Oak Apple Day commemorates the restoration of the Monarchy when Charles II marched triumphantly into London in 1660, 360 years ago this year. Its association with the oak apple is not clear other than the day was originally a Public Holiday declared by Charles II and became known as Royal Oak Day: a nod to the Oak Tree in Boscobel Wood, Shropshire in which Charles told Samuel Pepys he hid from the Parliamentarian Army. The Victorians abolished this Public Holiday in 1859 though the tradition of commemorating the day still persists in some places under its new moniker. For example, in Devon Oak Apple Day is also known as a Chick-Chacks Day on account of the sound made when one ‘apple’ is whacked against another in a game of ‘oak apple marbles’.

Oak woods have long been fertile places for myths and legends about the mysterious peoples and mystical creatures that live there. Just pause to think how many children’s stories and fairy tales involve dark forests and the strange entities that are encountered there. Many authors, for example AA Milne, found inspiration for their stories from visiting woods with their children and making up tales to keep their children amused. ‘The Hundred Acre’ wood, where Winnie the Pooh and his friends lived, is based on a 500-acre wood in Ashdown Forest in Sussex.

Another such author was JRR Tolkien. He was born in South Africa but was brought up in Warwickshire where, as a boy, he would spend many hours in the woods climbing trees. He was engrossed in the unique features of the oaks he encountered and expressed this in early writings, prose and poetry, as well as through fastidious sketches accurately depicting both their stature and (importantly for his future writing of The Lord of The Rings) their movement in the winds and gales.
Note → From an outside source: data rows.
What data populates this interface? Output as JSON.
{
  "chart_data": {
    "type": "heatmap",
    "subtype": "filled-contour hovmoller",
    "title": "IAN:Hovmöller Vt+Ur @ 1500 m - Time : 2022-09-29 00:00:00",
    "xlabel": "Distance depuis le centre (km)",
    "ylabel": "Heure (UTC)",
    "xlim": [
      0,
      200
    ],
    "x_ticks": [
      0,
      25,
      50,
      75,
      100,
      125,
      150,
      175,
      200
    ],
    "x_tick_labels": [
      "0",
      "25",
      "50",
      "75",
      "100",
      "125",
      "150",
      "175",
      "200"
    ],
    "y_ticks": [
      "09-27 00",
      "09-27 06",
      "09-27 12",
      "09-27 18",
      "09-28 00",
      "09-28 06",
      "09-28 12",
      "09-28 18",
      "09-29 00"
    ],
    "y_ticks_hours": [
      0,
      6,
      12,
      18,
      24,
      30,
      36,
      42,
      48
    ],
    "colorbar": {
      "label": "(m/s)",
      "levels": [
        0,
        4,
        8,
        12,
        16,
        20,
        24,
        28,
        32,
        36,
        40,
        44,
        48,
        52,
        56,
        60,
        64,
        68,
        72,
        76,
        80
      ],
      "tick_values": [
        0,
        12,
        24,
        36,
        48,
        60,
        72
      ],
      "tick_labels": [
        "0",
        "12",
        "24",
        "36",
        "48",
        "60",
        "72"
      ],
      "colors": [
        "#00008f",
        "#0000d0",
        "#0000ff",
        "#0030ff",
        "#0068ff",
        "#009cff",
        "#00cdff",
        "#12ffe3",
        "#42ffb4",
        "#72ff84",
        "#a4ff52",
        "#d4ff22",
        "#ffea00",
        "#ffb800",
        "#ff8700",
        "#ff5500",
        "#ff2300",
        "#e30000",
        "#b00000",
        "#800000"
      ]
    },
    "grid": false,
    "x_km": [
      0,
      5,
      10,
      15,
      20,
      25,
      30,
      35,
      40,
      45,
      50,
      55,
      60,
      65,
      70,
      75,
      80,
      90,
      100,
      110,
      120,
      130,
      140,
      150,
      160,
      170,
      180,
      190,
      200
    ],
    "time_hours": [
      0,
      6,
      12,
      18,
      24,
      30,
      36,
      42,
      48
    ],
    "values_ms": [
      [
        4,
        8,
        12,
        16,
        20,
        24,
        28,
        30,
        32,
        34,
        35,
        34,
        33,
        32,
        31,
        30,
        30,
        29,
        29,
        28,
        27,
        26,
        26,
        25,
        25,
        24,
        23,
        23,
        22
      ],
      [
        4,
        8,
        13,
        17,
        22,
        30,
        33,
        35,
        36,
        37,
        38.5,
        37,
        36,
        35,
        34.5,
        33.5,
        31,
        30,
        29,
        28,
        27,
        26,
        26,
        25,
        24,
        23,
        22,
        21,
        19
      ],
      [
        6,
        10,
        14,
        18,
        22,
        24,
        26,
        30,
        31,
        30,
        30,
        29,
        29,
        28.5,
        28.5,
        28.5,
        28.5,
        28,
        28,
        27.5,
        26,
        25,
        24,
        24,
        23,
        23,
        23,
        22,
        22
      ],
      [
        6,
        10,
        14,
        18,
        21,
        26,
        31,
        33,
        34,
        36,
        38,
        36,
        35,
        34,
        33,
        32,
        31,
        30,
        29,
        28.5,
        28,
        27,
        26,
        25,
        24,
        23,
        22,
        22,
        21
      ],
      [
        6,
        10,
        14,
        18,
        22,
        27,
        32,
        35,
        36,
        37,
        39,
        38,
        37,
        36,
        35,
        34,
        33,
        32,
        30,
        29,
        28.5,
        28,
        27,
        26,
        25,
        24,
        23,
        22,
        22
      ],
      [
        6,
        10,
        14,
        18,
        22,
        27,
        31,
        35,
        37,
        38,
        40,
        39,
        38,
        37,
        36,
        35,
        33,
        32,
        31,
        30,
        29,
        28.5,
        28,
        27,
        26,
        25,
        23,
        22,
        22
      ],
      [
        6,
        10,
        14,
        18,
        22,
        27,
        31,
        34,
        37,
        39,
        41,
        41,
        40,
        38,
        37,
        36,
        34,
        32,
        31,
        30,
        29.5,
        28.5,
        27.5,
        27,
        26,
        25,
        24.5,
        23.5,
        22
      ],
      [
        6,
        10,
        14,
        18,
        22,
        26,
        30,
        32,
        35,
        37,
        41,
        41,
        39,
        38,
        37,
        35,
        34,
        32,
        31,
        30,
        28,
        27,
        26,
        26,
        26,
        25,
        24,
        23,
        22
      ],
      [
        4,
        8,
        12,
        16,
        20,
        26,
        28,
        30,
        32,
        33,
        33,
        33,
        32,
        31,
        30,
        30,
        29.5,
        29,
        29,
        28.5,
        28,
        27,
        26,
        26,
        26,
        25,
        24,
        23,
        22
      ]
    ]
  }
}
Later, exploring the oak woods around Oxford, he made up elaborate stories, ascribing individual personalities to each of the different trees he encountered. Tolkien wrote, towards the end of his long life, that trees with which he had developed an affection that were needlessly destroyed made him sad and angry. In his writings he assigned the words ‘good’ and ‘evil’ to those who were in harmony or, conversely, in conflict with trees: another affectation which influenced how trees (like the Ents) and their adversaries (the Orcs) were depicted in The Lord of the Rings and The Hobbit.
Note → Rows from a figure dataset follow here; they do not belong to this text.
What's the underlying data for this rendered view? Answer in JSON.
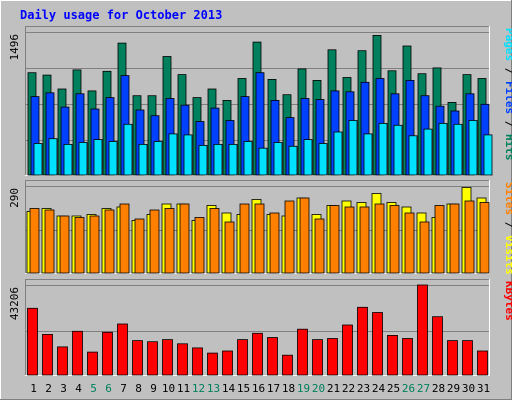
{
  "title": "Daily usage for October 2013",
  "colors": {
    "hits": "#00805c",
    "files": "#0040ff",
    "pages": "#00e0ff",
    "visits": "#ffff00",
    "sites": "#ff8000",
    "kbytes": "#ff0000",
    "title": "#0000ff",
    "weekend": "#00805c",
    "background": "#c0c0c0",
    "plot_background": "#c0c0c0"
  },
  "legend": {
    "top": [
      {
        "label": "Pages",
        "color": "#00e0ff"
      },
      {
        "label": " / ",
        "color": "#000000"
      },
      {
        "label": "Files",
        "color": "#0040ff"
      },
      {
        "label": " / ",
        "color": "#000000"
      },
      {
        "label": "Hits",
        "color": "#00805c"
      }
    ],
    "middle": [
      {
        "label": "Sites",
        "color": "#ff8000"
      },
      {
        "label": " / ",
        "color": "#000000"
      },
      {
        "label": "Visits",
        "color": "#ffff00"
      }
    ],
    "bottom": [
      {
        "label": "KBytes",
        "color": "#ff0000"
      }
    ]
  },
  "chart_data": [
    {
      "type": "bar",
      "name": "hits-files-pages",
      "ymax_label": "1496",
      "ylim": [
        0,
        1496
      ],
      "x": [
        1,
        2,
        3,
        4,
        5,
        6,
        7,
        8,
        9,
        10,
        11,
        12,
        13,
        14,
        15,
        16,
        17,
        18,
        19,
        20,
        21,
        22,
        23,
        24,
        25,
        26,
        27,
        28,
        29,
        30,
        31
      ],
      "weekend_days": [
        5,
        6,
        12,
        13,
        19,
        20,
        26,
        27
      ],
      "series": [
        {
          "name": "Hits",
          "color": "#00805c",
          "values": [
            1070,
            1045,
            900,
            1100,
            880,
            1085,
            1380,
            830,
            830,
            1240,
            1050,
            810,
            900,
            780,
            1010,
            1390,
            1000,
            840,
            1110,
            990,
            1310,
            1020,
            1300,
            1460,
            1090,
            1350,
            1060,
            1120,
            760,
            1050,
            1010
          ]
        },
        {
          "name": "Files",
          "color": "#0040ff",
          "values": [
            820,
            860,
            710,
            850,
            690,
            810,
            1040,
            680,
            620,
            800,
            730,
            560,
            700,
            570,
            820,
            1070,
            780,
            600,
            800,
            790,
            880,
            870,
            970,
            1010,
            850,
            990,
            830,
            720,
            670,
            850,
            740
          ]
        },
        {
          "name": "Pages",
          "color": "#00e0ff",
          "values": [
            330,
            380,
            320,
            340,
            370,
            350,
            530,
            320,
            350,
            430,
            420,
            310,
            320,
            320,
            350,
            280,
            340,
            300,
            370,
            330,
            450,
            570,
            430,
            540,
            520,
            410,
            480,
            540,
            530,
            570,
            420
          ]
        }
      ]
    },
    {
      "type": "bar",
      "name": "visits-sites",
      "ymax_label": "290",
      "ylim": [
        0,
        290
      ],
      "x": [
        1,
        2,
        3,
        4,
        5,
        6,
        7,
        8,
        9,
        10,
        11,
        12,
        13,
        14,
        15,
        16,
        17,
        18,
        19,
        20,
        21,
        22,
        23,
        24,
        25,
        26,
        27,
        28,
        29,
        30,
        31
      ],
      "weekend_days": [
        5,
        6,
        12,
        13,
        19,
        20,
        26,
        27
      ],
      "series": [
        {
          "name": "Visits",
          "color": "#ffff00",
          "values": [
            205,
            215,
            190,
            190,
            195,
            215,
            220,
            175,
            195,
            230,
            230,
            175,
            225,
            200,
            195,
            245,
            195,
            190,
            250,
            195,
            225,
            240,
            235,
            265,
            235,
            220,
            200,
            185,
            230,
            285,
            250
          ]
        },
        {
          "name": "Sites",
          "color": "#ff8000",
          "values": [
            215,
            210,
            190,
            185,
            190,
            210,
            230,
            180,
            210,
            215,
            230,
            185,
            215,
            170,
            230,
            230,
            200,
            240,
            250,
            180,
            225,
            220,
            220,
            230,
            225,
            200,
            170,
            225,
            230,
            240,
            235
          ]
        }
      ]
    },
    {
      "type": "bar",
      "name": "kbytes",
      "ymax_label": "43206",
      "ylim": [
        0,
        43206
      ],
      "x": [
        1,
        2,
        3,
        4,
        5,
        6,
        7,
        8,
        9,
        10,
        11,
        12,
        13,
        14,
        15,
        16,
        17,
        18,
        19,
        20,
        21,
        22,
        23,
        24,
        25,
        26,
        27,
        28,
        29,
        30,
        31
      ],
      "weekend_days": [
        5,
        6,
        12,
        13,
        19,
        20,
        26,
        27
      ],
      "series": [
        {
          "name": "KBytes",
          "color": "#ff0000",
          "values": [
            32000,
            19500,
            13500,
            21000,
            11000,
            20500,
            24500,
            16500,
            16000,
            17000,
            15000,
            13000,
            10500,
            11500,
            17000,
            20000,
            18000,
            9500,
            22000,
            17000,
            17500,
            24000,
            32500,
            30000,
            19000,
            17500,
            43206,
            28000,
            16500,
            16500,
            11500
          ]
        }
      ]
    }
  ]
}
In search for a film to watch last month, I happened on ‘Tolkien – a biography of his early life’. At Oxford, as a student, Tolkien was much influenced by Joseph Wright, then Professor of Comparative Philology. Wright was a blunt-speaking Yorkshire man and the most renowned expert of his day on the structure and history of languages and dialects. A scene in the film was drawn closely from Tolkien’s own account of these two characters’ first meeting. Wright expounds at some length on the depth of meaning of a single word. Here, according to the film script, is what he said to the young Tolkien:

“A child points and is taught a word. ‘Tree’. Later he learns to distinguish this tree from all the others. He learns its particular name. He plays under the tree. He dances around it. Stands underneath its branches for shade or shelter. He kisses under it. He sleeps under it. He weds under it. He marches past it on his way to war, and limps back past it on his journey home. A king is said to have hidden in this tree. A spirit may dwell within its bark. Its distinctive leaves are carved onto the tombs and monuments of his landlords. Its wood might have built the galleons that saved his ancestors from invasion. And all this, the general and the specific, the national and the persona he knows and feels and summons somehow however faintly with the utterance of a single sound: ‘oak’.”

Wright concludes by telling Tolkien that oak is a Saxon word derived from ‘eig’ of old Norse. Not far removed from the good ‘Ents’ of Middle Earth which some suggest was Tolkien’s moniker for his favourite tree: the good Oak.